AI models convert a word such as “cat” into embeddings using a combination of training on large datasets and mathematical transformations. Training data would give enough examples of how the word like “cat” may appear in various contexts, and relationship between words that are used together. Initially the AI model will assign a random vector to each unique word. Over time, these vectors get updated based on how words co-occur in text. Cat and dog may end up with similar embeddings as they have lot of commonalities and appear in similar contexts such as being man’s loved pets or 4 legged domestic creatures in our homes.
Models will use optimisation algorithms such as gradient descent to minimise the error in model’s prediction of the vector embedding values over time. Consider the classic example of “King - Man” = (read nearly equals) to “Queen - Woman”. The model learns that there is a similar difference or vector offset between “King” and “Man”, as there is between “Queen” and “Woman”. It also learns that “King” and “Queen” are similar as they are both types of royalty. Similarly “Man” and “Woman” are similar as they are both human genders. Vector pointing from “Man” to “King” represents the concept of “male royalty”, while the vector pointing from “Woman” to “Queen” represents the concept of “female royalty”. Hence the mathematical subtraction above would work, and model uses this to encode the relationship in the embeddings space. It can generalise this approach to other sets of words such as cities, countries, professions etc. This allows it to perform analogical reasoning and other relational tasks in a mathematical way.

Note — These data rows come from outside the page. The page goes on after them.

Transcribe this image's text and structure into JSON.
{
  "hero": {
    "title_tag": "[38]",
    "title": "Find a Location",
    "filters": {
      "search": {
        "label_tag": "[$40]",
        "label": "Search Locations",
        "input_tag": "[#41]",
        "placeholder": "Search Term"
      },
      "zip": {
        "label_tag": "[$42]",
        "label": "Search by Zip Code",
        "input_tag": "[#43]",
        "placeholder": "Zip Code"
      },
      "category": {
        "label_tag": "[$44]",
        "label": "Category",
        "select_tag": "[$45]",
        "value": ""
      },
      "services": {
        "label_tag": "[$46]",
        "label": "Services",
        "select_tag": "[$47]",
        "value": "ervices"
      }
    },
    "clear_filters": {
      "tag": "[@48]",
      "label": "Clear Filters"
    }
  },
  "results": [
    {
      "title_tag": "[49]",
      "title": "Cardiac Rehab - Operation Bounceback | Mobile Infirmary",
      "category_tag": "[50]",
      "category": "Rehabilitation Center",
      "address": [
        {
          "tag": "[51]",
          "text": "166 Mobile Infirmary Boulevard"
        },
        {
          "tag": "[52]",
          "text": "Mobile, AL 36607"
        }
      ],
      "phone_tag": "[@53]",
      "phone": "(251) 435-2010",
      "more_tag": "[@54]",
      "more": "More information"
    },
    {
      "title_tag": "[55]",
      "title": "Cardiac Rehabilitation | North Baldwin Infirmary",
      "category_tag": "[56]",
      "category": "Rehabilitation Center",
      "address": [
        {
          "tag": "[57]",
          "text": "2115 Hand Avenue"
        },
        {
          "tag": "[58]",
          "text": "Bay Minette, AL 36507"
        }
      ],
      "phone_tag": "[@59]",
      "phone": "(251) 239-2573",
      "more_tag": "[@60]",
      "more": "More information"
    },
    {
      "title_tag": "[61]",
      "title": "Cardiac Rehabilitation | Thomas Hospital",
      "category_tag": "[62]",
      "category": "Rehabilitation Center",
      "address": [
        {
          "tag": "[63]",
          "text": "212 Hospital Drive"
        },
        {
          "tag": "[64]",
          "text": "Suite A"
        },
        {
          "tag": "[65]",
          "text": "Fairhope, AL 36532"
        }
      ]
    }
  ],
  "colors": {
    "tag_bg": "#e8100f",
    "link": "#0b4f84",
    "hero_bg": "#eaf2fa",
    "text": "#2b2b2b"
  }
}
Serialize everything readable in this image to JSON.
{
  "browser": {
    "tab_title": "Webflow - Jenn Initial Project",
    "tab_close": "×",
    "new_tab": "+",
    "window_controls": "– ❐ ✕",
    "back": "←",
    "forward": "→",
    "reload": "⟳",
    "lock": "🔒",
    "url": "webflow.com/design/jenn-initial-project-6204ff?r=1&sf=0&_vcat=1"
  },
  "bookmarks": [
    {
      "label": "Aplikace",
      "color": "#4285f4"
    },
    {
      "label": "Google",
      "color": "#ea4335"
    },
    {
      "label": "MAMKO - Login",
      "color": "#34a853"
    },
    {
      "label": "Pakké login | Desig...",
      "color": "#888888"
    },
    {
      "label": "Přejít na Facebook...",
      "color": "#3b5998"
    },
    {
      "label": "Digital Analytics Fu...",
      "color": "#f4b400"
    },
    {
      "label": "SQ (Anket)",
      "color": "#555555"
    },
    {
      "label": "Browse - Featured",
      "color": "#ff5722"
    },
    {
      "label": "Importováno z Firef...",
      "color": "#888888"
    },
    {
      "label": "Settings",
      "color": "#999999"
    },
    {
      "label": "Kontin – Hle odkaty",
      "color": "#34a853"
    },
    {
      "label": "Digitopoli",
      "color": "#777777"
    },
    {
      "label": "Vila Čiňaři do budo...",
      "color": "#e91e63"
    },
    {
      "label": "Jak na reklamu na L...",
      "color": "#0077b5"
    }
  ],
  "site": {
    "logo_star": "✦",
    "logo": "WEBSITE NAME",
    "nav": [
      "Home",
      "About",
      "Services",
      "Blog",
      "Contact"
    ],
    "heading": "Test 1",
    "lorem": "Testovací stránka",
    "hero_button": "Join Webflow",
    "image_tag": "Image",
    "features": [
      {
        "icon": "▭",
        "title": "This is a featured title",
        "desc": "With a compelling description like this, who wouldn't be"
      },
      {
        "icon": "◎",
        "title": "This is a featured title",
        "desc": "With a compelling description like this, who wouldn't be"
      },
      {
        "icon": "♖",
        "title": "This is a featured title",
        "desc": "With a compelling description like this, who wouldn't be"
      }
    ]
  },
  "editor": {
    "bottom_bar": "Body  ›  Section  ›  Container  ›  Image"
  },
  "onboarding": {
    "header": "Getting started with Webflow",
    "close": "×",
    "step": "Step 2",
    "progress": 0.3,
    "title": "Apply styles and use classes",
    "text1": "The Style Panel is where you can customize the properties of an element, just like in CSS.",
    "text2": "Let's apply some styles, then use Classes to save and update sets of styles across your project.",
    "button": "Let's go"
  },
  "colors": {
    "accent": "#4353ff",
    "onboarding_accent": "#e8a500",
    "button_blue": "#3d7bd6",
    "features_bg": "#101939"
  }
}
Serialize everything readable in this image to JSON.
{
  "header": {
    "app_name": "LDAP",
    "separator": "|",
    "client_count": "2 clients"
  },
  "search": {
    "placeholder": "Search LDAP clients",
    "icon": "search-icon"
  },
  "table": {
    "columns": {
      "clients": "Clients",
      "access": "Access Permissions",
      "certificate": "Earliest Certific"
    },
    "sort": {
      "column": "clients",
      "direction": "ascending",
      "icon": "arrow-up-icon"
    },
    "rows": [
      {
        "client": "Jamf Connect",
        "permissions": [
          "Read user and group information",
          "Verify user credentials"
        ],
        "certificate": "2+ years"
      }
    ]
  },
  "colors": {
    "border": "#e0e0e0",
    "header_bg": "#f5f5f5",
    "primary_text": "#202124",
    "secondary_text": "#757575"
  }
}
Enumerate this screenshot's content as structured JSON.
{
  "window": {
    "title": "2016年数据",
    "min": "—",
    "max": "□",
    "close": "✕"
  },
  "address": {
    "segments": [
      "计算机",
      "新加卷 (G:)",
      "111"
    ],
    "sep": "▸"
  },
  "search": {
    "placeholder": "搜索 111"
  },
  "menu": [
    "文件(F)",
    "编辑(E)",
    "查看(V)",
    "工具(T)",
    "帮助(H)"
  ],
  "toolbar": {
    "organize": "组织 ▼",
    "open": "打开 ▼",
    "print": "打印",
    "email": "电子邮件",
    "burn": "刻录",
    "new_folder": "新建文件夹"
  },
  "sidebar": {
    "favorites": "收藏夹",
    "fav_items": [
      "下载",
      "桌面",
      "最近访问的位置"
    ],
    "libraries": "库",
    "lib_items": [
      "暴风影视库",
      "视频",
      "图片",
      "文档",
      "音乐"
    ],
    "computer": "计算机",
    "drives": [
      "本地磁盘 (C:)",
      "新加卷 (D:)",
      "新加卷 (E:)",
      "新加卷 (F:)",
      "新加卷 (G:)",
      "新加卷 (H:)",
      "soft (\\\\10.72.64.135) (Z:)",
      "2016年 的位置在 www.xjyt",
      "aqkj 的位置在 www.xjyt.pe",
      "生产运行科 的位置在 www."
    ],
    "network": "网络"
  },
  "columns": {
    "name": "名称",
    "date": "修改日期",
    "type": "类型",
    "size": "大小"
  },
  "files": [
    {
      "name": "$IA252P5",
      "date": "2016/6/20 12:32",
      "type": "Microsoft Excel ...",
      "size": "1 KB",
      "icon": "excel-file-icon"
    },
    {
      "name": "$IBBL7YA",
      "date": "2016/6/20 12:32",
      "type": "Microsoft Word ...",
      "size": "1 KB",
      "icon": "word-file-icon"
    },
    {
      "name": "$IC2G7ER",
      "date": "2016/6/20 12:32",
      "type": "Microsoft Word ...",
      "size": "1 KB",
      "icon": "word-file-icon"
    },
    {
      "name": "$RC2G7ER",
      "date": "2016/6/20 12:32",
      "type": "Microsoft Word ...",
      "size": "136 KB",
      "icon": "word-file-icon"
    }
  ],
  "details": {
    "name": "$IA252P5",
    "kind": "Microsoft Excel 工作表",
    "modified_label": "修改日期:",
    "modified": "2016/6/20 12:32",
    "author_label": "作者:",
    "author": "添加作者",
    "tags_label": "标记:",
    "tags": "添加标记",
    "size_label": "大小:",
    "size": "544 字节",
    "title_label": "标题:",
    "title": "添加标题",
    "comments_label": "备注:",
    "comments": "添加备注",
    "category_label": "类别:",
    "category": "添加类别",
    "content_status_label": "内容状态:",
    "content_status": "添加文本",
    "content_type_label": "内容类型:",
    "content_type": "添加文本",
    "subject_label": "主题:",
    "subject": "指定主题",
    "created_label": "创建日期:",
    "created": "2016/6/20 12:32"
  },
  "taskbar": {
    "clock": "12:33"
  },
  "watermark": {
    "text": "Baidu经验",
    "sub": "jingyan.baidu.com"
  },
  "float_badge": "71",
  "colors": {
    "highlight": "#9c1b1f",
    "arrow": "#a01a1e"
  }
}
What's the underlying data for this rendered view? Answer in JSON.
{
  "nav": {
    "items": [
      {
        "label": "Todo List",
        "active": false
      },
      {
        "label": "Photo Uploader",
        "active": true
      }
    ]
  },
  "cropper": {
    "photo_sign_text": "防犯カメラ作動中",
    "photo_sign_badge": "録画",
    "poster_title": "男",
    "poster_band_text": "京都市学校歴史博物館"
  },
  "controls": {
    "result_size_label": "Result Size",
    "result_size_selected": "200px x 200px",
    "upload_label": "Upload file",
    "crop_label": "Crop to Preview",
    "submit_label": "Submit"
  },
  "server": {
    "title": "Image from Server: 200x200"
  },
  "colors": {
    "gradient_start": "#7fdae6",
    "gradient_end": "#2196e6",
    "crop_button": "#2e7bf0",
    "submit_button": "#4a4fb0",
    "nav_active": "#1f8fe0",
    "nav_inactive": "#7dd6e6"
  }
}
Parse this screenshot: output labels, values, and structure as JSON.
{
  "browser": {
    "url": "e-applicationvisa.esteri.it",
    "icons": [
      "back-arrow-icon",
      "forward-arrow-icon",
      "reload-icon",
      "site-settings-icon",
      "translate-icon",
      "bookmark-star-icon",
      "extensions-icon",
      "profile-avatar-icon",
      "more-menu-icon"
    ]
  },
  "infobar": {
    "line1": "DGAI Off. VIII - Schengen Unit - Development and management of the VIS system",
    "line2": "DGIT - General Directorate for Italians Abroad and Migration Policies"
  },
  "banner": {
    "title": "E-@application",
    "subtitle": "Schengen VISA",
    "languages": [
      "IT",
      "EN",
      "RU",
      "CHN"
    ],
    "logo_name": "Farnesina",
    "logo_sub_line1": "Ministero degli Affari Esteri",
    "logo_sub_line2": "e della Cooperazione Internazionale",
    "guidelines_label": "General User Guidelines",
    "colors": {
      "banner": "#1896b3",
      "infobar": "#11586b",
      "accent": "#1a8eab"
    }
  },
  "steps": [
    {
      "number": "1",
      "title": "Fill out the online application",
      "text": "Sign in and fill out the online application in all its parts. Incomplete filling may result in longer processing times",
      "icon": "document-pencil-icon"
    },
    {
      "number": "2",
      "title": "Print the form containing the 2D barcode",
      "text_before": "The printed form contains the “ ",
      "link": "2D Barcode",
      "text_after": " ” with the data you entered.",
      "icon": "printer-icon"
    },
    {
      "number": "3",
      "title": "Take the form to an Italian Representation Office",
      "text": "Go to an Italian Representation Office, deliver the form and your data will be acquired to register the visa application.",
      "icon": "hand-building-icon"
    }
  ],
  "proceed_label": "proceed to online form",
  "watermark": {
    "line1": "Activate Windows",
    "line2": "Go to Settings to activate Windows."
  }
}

So why do we embed versus use raw text?
Searching through mathematical vector space is much faster than parsing large raw documents. So you get a lot of runtime efficiency.
Clustering, classification, recommendation tasks will be significantly more efficient in lower dimensional vector space versus raw data spectrum. Tradeoff with embeddings is loss of detail in return for speed. However, one can use the embeddings side by side with raw data. So use the embeddings to search and plot, and use the raw text to extract granular details once the data is located using embeddings!

Some popular use cases where these techniques are used:

  • Search engines such as Google, Bing etc.
  • Legal document search and discovery such as LexisNexis.
  • E-commerce search and recommendations such as Amazon and Walmart.
  • Document search in enterprise knowledge base.
  • Customer service chatbots.
  • Media recommendations such as Netflix.
  • Research paper retrieval and search such as Semantic Scholar.

Summarizing
Vector embeddings and raw data analysis perfectly complement each other in real world applications. Embeddings compress raw unstructured noisy data into dense, meaningful representations that power the efficiency of search, while the raw data itself preserves the nuances and context, once the application is ready to zoom in from the vector space into the actual atoms and bits of data. While we have used text examples of simple words, you can extrapolate this to sentences, documents, blog posts, images, multimedia etc.
In a future article we will dive into the power of vector databases to store and process this type of embeddings.